How can I prevent rust codes from reading my local files?

In my computer, I have the following directories and files:

my_directory
    my_file1.txt
    my_file2.txt
my_crate
    src
       my_functions.rs
       lib.rs
custom_crate
    src
       main.rs

The custom_crate is using my_crate(the former has dependency on the latter).

Suppose I'm going to run the main.rs from derectory custom_crate, and I can know what the content of main.rs is(by reading the content from it as to String) . And I need to make sure that the codes from main.rs can't read the content out (or downloading) from my other files, like my_file or my_functions.rs. And if the codes can do that, I will quit the running.
How can I do that?
I came out a method: if the String from main.rs contains std, then I quit the running. So I can make sure the main.rs can't use functions like std::fs::read_to_string. But I thought there are others methods being able to read file, so it must not a really solution.

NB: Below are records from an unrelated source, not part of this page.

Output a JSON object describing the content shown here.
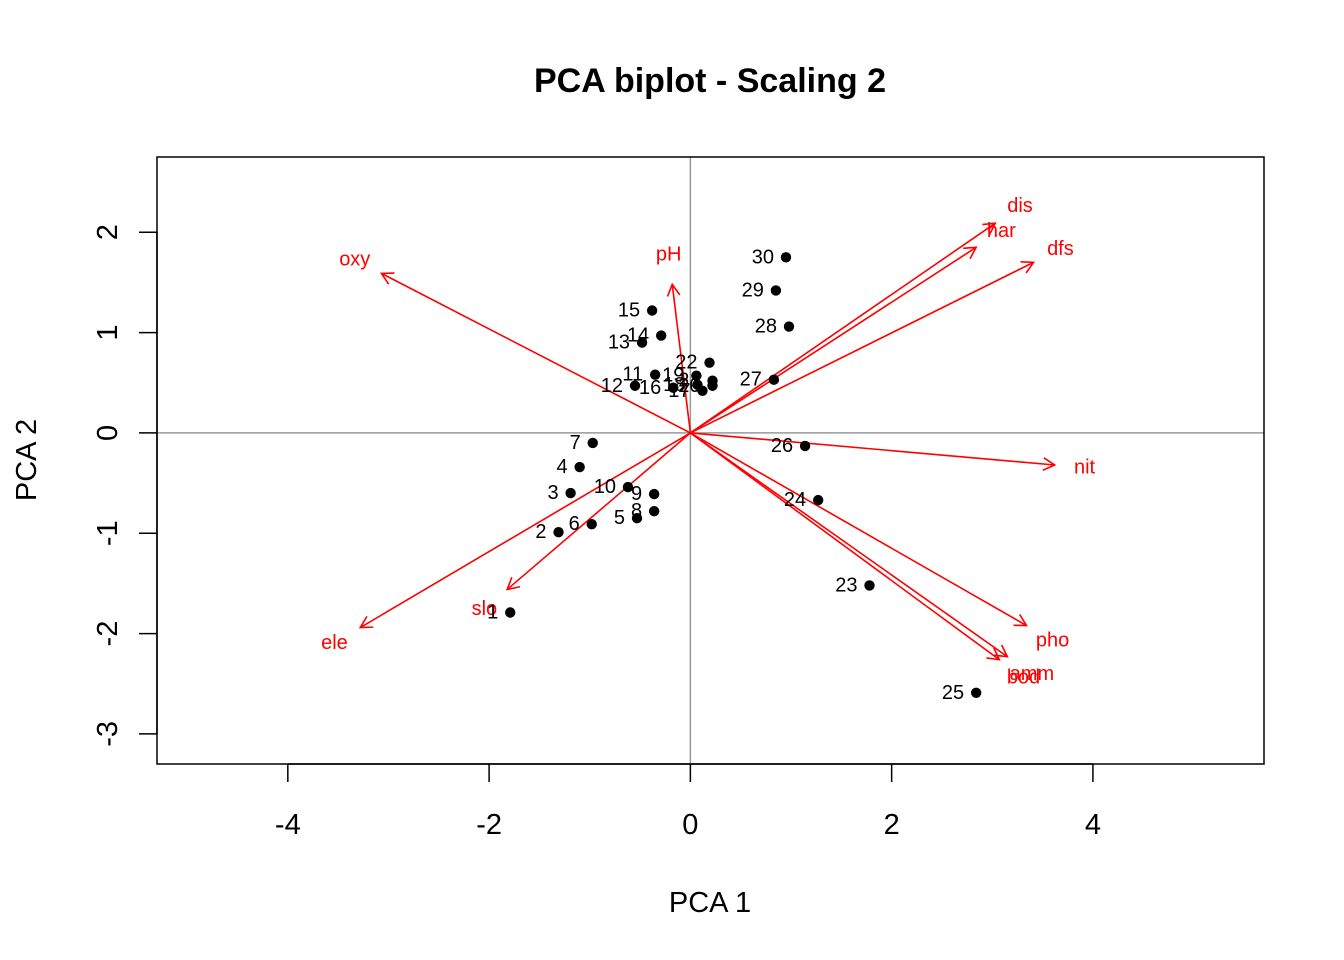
{
  "chart_data": {
    "type": "scatter",
    "title": "PCA biplot - Scaling 2",
    "xlabel": "PCA  1",
    "ylabel": "PCA  2",
    "xlim": [
      -5.3,
      5.7
    ],
    "ylim": [
      -3.3,
      2.75
    ],
    "xticks": [
      -4,
      -2,
      0,
      2,
      4
    ],
    "yticks": [
      -3,
      -2,
      -1,
      0,
      1,
      2
    ],
    "reference_lines": {
      "x": 0,
      "y": 0
    },
    "sites": [
      {
        "label": "1",
        "x": -1.79,
        "y": -1.79
      },
      {
        "label": "2",
        "x": -1.31,
        "y": -0.99
      },
      {
        "label": "3",
        "x": -1.19,
        "y": -0.6
      },
      {
        "label": "4",
        "x": -1.1,
        "y": -0.34
      },
      {
        "label": "5",
        "x": -0.53,
        "y": -0.85
      },
      {
        "label": "6",
        "x": -0.98,
        "y": -0.91
      },
      {
        "label": "7",
        "x": -0.97,
        "y": -0.1
      },
      {
        "label": "8",
        "x": -0.36,
        "y": -0.78
      },
      {
        "label": "9",
        "x": -0.36,
        "y": -0.61
      },
      {
        "label": "10",
        "x": -0.62,
        "y": -0.54
      },
      {
        "label": "11",
        "x": -0.35,
        "y": 0.58
      },
      {
        "label": "12",
        "x": -0.55,
        "y": 0.47
      },
      {
        "label": "13",
        "x": -0.48,
        "y": 0.9
      },
      {
        "label": "14",
        "x": -0.29,
        "y": 0.97
      },
      {
        "label": "15",
        "x": -0.38,
        "y": 1.22
      },
      {
        "label": "16",
        "x": -0.17,
        "y": 0.45
      },
      {
        "label": "17",
        "x": 0.12,
        "y": 0.42
      },
      {
        "label": "18",
        "x": 0.07,
        "y": 0.48
      },
      {
        "label": "19",
        "x": 0.06,
        "y": 0.57
      },
      {
        "label": "20",
        "x": 0.22,
        "y": 0.47
      },
      {
        "label": "21",
        "x": 0.22,
        "y": 0.52
      },
      {
        "label": "22",
        "x": 0.19,
        "y": 0.7
      },
      {
        "label": "23",
        "x": 1.78,
        "y": -1.52
      },
      {
        "label": "24",
        "x": 1.27,
        "y": -0.67
      },
      {
        "label": "25",
        "x": 2.84,
        "y": -2.59
      },
      {
        "label": "26",
        "x": 1.14,
        "y": -0.13
      },
      {
        "label": "27",
        "x": 0.83,
        "y": 0.53
      },
      {
        "label": "28",
        "x": 0.98,
        "y": 1.06
      },
      {
        "label": "29",
        "x": 0.85,
        "y": 1.42
      },
      {
        "label": "30",
        "x": 0.95,
        "y": 1.75
      }
    ],
    "variables": [
      {
        "label": "dis",
        "x": 3.03,
        "y": 2.09
      },
      {
        "label": "har",
        "x": 2.84,
        "y": 1.85
      },
      {
        "label": "dfs",
        "x": 3.41,
        "y": 1.7
      },
      {
        "label": "oxy",
        "x": -3.07,
        "y": 1.59
      },
      {
        "label": "pH",
        "x": -0.18,
        "y": 1.48
      },
      {
        "label": "nit",
        "x": 3.62,
        "y": -0.32
      },
      {
        "label": "slo",
        "x": -1.82,
        "y": -1.56
      },
      {
        "label": "ele",
        "x": -3.28,
        "y": -1.94
      },
      {
        "label": "pho",
        "x": 3.34,
        "y": -1.92
      },
      {
        "label": "amm",
        "x": 3.15,
        "y": -2.23
      },
      {
        "label": "bod",
        "x": 3.07,
        "y": -2.26
      }
    ],
    "colors": {
      "sites": "#000000",
      "variables": "#ff0000",
      "reference": "#999999"
    }
  }
}
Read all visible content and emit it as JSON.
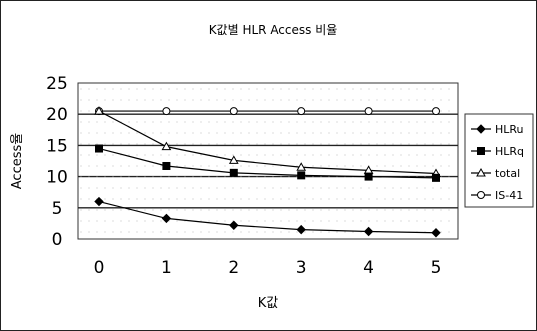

You can't prevent arbitrary other code from reading the filesystem.

Why are you trying to do this? It sounds to me like you are trying to build a sandbox and "sanitize" input to be compiled and run. That approach has never worked.

If you want to sandbox code, then do it at the process/OS level. Put it in a chroot jail or a Docker container or similar. Better yet, don't compile and run arbitrary untrusted code.

13 Likes

But, but, I do that everyday with hundreds of Rust crates !

6 Likes

This is the process:
There is a crate IRust, which can evaluate String and show the result as String. And I have web server, which accept text input, which would be converted to Rust code and evaluated by IRust (this evaluation process happened in my local computer, on which the server is running). Then the evaluated result will show in the web page. But I am worried about the input code will read my local file content, so I got the problem above.

What you are asking for is impossible. As simple as that. Do not do this.

Instead, if you are running untrusted code, you must run it in a sandboxed OS-level environment (e.g. Shellbox, or, as advised by @h2co3, a chroot, etc).

Alternatively, try to refactor your web service so that the input is not untrusted arbitrary code, but some query format handled by a program written and trusted by you.

9 Likes

The server code has dependency on my local crate(suppose that is my_functions.rs). If I run the code in Shellbox, I should put the compiled program(custom_crate.exe) in the Shellbox, rather than the source files(including my_crate and custom_crate), or the input code can still read the my_functions.rs. Am I right?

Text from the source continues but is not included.